You flung your panties at that guy you liked with an accuracy that I have never seen before.
i walked outside and you were driving up the stairs to her apartment
She climbed through the window and into my bed. Not even sure who she is. Was thinking she might be a friend of yours?
I was preparing to do my walk of shame shirtless, but then I found my sweater, wallet and keys neatly piled under a tree in the park.
We convinced the Dj to let us play musical chairs...... I won by the way.
Does this mean I don't have to apologize for launching about 20 bead necklaces at you from the balcony?

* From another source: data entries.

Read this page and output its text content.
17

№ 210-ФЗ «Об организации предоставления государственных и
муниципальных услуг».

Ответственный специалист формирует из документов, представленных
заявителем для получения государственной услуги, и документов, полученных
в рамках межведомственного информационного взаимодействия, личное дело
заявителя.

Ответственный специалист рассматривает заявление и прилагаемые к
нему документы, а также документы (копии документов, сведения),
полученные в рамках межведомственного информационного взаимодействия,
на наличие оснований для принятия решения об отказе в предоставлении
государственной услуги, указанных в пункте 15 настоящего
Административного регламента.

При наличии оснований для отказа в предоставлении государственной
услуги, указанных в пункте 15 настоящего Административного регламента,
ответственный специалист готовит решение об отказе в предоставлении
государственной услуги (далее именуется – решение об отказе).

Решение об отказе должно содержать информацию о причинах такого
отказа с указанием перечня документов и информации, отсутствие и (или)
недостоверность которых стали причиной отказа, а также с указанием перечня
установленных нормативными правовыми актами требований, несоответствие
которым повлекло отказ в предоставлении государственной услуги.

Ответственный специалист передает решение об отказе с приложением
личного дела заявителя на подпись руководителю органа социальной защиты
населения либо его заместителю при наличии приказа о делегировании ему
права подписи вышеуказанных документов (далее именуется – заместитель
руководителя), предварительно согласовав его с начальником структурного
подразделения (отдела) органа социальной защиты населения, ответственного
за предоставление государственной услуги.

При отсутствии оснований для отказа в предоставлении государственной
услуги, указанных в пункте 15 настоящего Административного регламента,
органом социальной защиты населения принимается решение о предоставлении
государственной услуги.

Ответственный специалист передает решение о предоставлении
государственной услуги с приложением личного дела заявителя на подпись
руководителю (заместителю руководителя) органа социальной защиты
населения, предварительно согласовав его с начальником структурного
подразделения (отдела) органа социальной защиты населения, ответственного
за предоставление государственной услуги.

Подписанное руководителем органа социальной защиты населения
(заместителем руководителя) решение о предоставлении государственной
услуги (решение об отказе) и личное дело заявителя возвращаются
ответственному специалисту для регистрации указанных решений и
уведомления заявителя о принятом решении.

She told me to pick her up in the corner of shame and self-disgust.
I went eBay shopping last night. Turns out I brought a Viking drinking horn. I can't even be mad.
I woke up with my panties in the cat food dish, and everything covered in honey and bruises.
When our dicks touched he made a lightsaber noise.
Got another job?
If by job you mean clever way of getting free tattoos, then yes. I got another job.
We are such grown women, dealing with life's problems one shower beer and reckless makeout session at a time.
Whoever jacked off in MY pong room on the bean bag with your fucking googles pick up your fucking cum towel you gross disgusting fucks. I said NO MORE jacking off in that room. I swear I will empty it out if this is going to continue.
She just. Cock slapped me. With string cheese.
Last thing googled on my laptop last night was vagina chaffing. What the fuck?